Market News & Insights
27 November 2017

USD Weakness Continues

Markets should be back to full vigor with the bulk of US traders back to the desk this week, following the Thanksgiving lull for the second half of last week. While Friday was business as usual market wise there was a notable lull in volume on Friday afternoon and the USD was once again facing heavy selling, EURUSD was up over 2% on last week’s USD weakness, while the weighted USD index was down over 1.5% from the week’s highs. The Euro wasn’t the only currency taking advantage of USD weakness with GBPUSD pressing to 1.5 month highs and back above 1.3330, while USDJPY trades just off two month lows.

The Euro has started the week on a firmer footing following news suggesting Germany may not have to go back to the polls after the SPD said they would consider a coalition with Merkel. Friday’s data releases also played their part in the firmer Euro with a better than expected print of the German IFO. Risk appetite remained solid on Friday, in Europe major indices were slightly higher while in the US retailers and tech stocks were trading higher on hope’s a strong holiday season and reports of record black Friday/cyber Monday would transfer into higher profits, the S&P closed above 2600 for the very first time while the Dow and NASDAQ were also both higher on the day. Overnight Asian bourses were slightly weaker, the Nikkei under some slight pressure by the weaker USD /stronger JPY combination.

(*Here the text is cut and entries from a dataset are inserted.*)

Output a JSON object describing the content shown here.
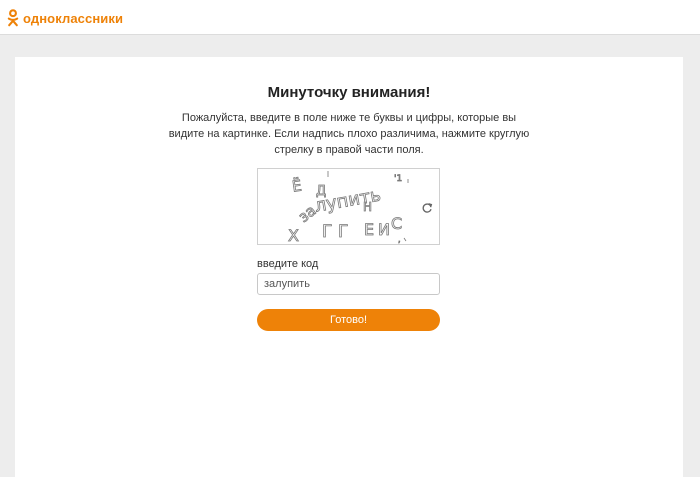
{
  "brand": {
    "name": "одноклассники",
    "color": "#ee8208",
    "icon": "ok-logo-icon"
  },
  "page": {
    "title": "Минуточку внимания!",
    "description": "Пожалуйста, введите в поле ниже те буквы и цифры, которые вы видите на картинке. Если надпись плохо различима, нажмите круглую стрелку в правой части поля."
  },
  "captcha": {
    "refresh_icon": "refresh-icon"
  },
  "form": {
    "code_label": "введите код",
    "code_value": "залупить",
    "submit_label": "Готово!"
  }
}
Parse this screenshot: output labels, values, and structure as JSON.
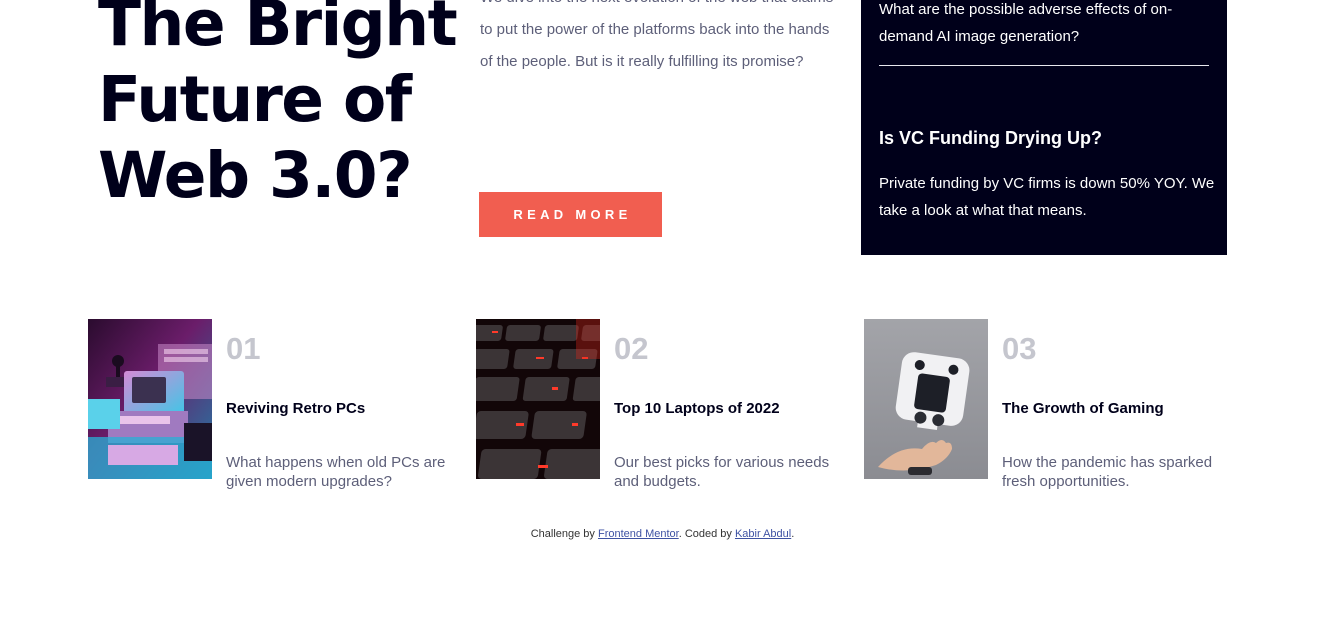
{
  "hero": {
    "title_line1": "The Bright",
    "title_line2": "Future of",
    "title_line3": "Web 3.0?",
    "description": "We dive into the next evolution of the web that claims to put the power of the platforms back into the hands of the people. But is it really fulfilling its promise?",
    "read_more_label": "READ MORE"
  },
  "new_panel": {
    "items": [
      {
        "description": "What are the possible adverse effects of on-demand AI image generation?"
      },
      {
        "title": "Is VC Funding Drying Up?",
        "description": "Private funding by VC firms is down 50% YOY. We take a look at what that means."
      }
    ]
  },
  "cards": [
    {
      "number": "01",
      "title": "Reviving Retro PCs",
      "description": "What happens when old PCs are given modern upgrades?",
      "image": "retro-pc-image"
    },
    {
      "number": "02",
      "title": "Top 10 Laptops of 2022",
      "description": "Our best picks for various needs and budgets.",
      "image": "laptop-keyboard-image"
    },
    {
      "number": "03",
      "title": "The Growth of Gaming",
      "description": "How the pandemic has sparked fresh opportunities.",
      "image": "game-controller-image"
    }
  ],
  "attribution": {
    "prefix": "Challenge by ",
    "link1": "Frontend Mentor",
    "middle": ". Coded by ",
    "link2": "Kabir Abdul",
    "suffix": "."
  },
  "colors": {
    "accent": "#f15e50",
    "dark_navy": "#00001a",
    "grayish_blue": "#5d5f79",
    "number_gray": "#c5c6ce",
    "off_white": "#ffffff"
  }
}
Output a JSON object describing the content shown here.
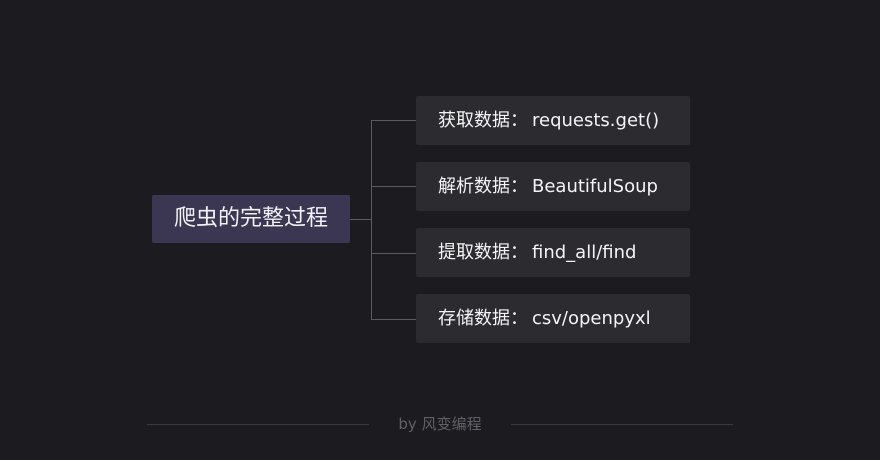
{
  "diagram": {
    "root": {
      "label": "爬虫的完整过程"
    },
    "branches": [
      {
        "prefix": "获取数据",
        "separator": "：",
        "value": "requests.get()"
      },
      {
        "prefix": "解析数据",
        "separator": "：",
        "value": "BeautifulSoup"
      },
      {
        "prefix": "提取数据",
        "separator": "：",
        "value": "find_all/find"
      },
      {
        "prefix": "存储数据",
        "separator": "：",
        "value": "csv/openpyxl"
      }
    ]
  },
  "footer": {
    "credit": "by 风变编程"
  },
  "colors": {
    "background": "#1c1b1f",
    "root_fill": "#3b3652",
    "branch_fill": "#2c2b30",
    "connector": "#5b5a60"
  }
}
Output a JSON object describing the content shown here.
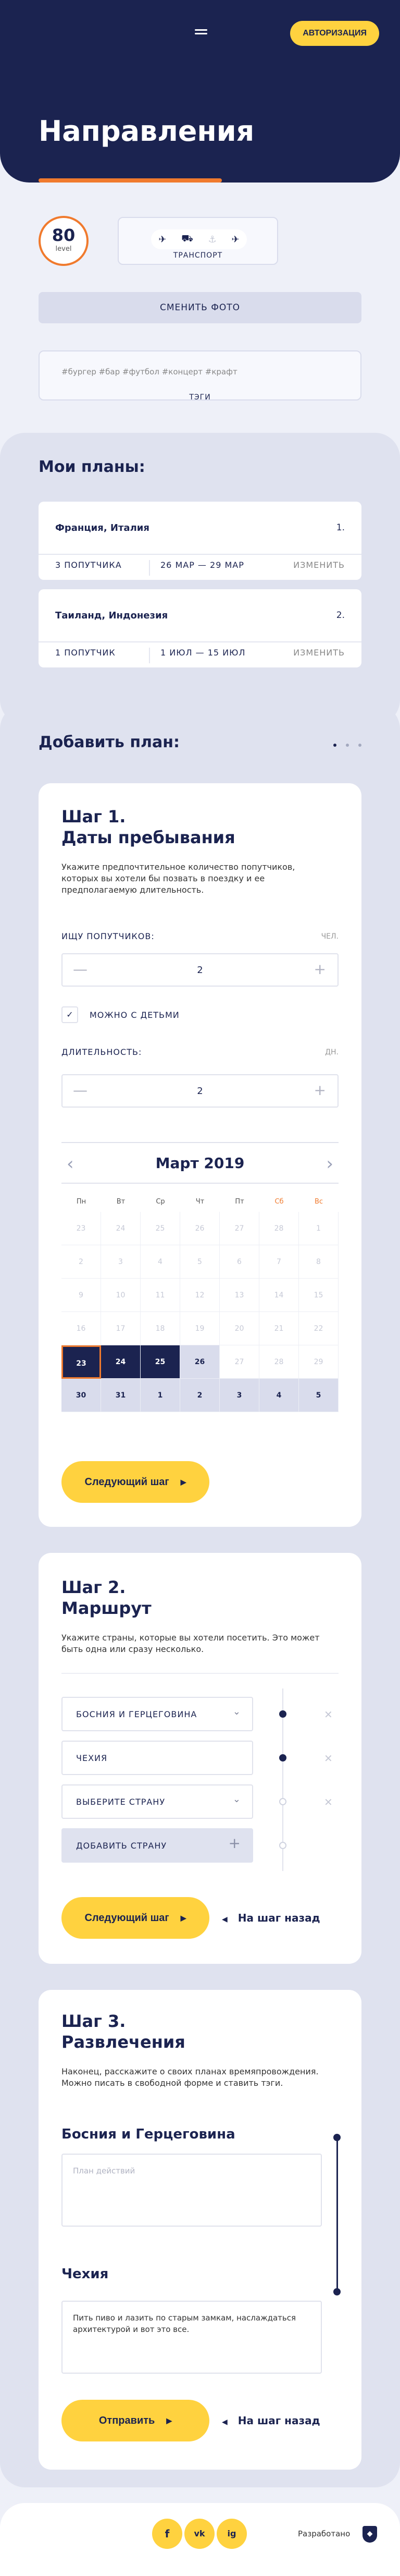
{
  "header": {
    "auth_button": "АВТОРИЗАЦИЯ",
    "title": "Направления"
  },
  "profile": {
    "level_value": "80",
    "level_label": "level",
    "transport_label": "ТРАНСПОРТ",
    "transport_icons": [
      "plane-icon",
      "car-icon",
      "ship-icon",
      "walk-icon"
    ],
    "photo_button": "СМЕНИТЬ ФОТО",
    "tags_text": "#бургер #бар #футбол #концерт #крафт",
    "tags_label": "ТЭГИ"
  },
  "my_plans": {
    "title": "Мои планы:",
    "items": [
      {
        "name": "Франция, Италия",
        "num": "1.",
        "guests": "3 ПОПУТЧИКА",
        "dates": "26 МАР — 29 МАР",
        "edit": "ИЗМЕНИТЬ"
      },
      {
        "name": "Таиланд, Индонезия",
        "num": "2.",
        "guests": "1 ПОПУТЧИК",
        "dates": "1 ИЮЛ — 15 ИЮЛ",
        "edit": "ИЗМЕНИТЬ"
      }
    ]
  },
  "add_plan": {
    "title": "Добавить план:",
    "step1": {
      "title_line1": "Шаг 1.",
      "title_line2": "Даты пребывания",
      "desc": "Укажите предпочтительное количество попутчиков, которых вы хотели бы позвать в поездку и ее предполагаемую длительность.",
      "companions_label": "ИЩУ ПОПУТЧИКОВ:",
      "companions_unit": "ЧЕЛ.",
      "companions_value": "2",
      "kids_label": "МОЖНО С ДЕТЬМИ",
      "kids_checked": true,
      "duration_label": "ДЛИТЕЛЬНОСТЬ:",
      "duration_unit": "ДН.",
      "duration_value": "2",
      "calendar": {
        "month": "Март 2019",
        "weekdays": [
          "Пн",
          "Вт",
          "Ср",
          "Чт",
          "Пт",
          "Сб",
          "Вс"
        ],
        "days": [
          "23",
          "24",
          "25",
          "26",
          "27",
          "28",
          "1",
          "2",
          "3",
          "4",
          "5",
          "6",
          "7",
          "8",
          "9",
          "10",
          "11",
          "12",
          "13",
          "14",
          "15",
          "16",
          "17",
          "18",
          "19",
          "20",
          "21",
          "22",
          "23",
          "24",
          "25",
          "26",
          "27",
          "28",
          "29",
          "30",
          "31",
          "1",
          "2",
          "3",
          "4",
          "5"
        ]
      },
      "next_button": "Следующий шаг"
    },
    "step2": {
      "title_line1": "Шаг 2.",
      "title_line2": "Маршрут",
      "desc": "Укажите страны, которые вы хотели посетить. Это может быть одна или сразу несколько.",
      "countries": [
        "БОСНИЯ И ГЕРЦЕГОВИНА",
        "ЧЕХИЯ",
        "ВЫБЕРИТЕ СТРАНУ"
      ],
      "add_country": "ДОБАВИТЬ СТРАНУ",
      "next_button": "Следующий шаг",
      "back_link": "На шаг назад"
    },
    "step3": {
      "title_line1": "Шаг 3.",
      "title_line2": "Развлечения",
      "desc": "Наконец, расскажите о своих планах времяпровождения. Можно писать в свободной форме и ставить тэги.",
      "entries": [
        {
          "country": "Босния и Герцеговина",
          "text": "",
          "placeholder": "План действий"
        },
        {
          "country": "Чехия",
          "text": "Пить пиво и лазить по старым замкам, наслаждаться архитектурой и вот это все.",
          "placeholder": ""
        }
      ],
      "submit_button": "Отправить",
      "back_link": "На шаг назад"
    }
  },
  "footer": {
    "social": [
      "f",
      "vk",
      "ig"
    ],
    "developer_label": "Разработано"
  }
}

Today’s calendar is rather light with only some US Home Sales data later in the day to get our attention. Later this week however we will have some larger talking points. Tomorrow focus will be on OECD economic projections and in the afternoon US consumer confidence. Wednesday will likely be somewhat more active with German CPI inflation reading to set the tone for the Eurozone expectations while later Wednesday afternoon US GDP data and an appearance from Yellen at the Joint Economic Committee in congress should see focus back on the greenback. From the UK attention will be back on Brexit, and while GBP holds steady for now it will still find itself vulnerable to negative headlines.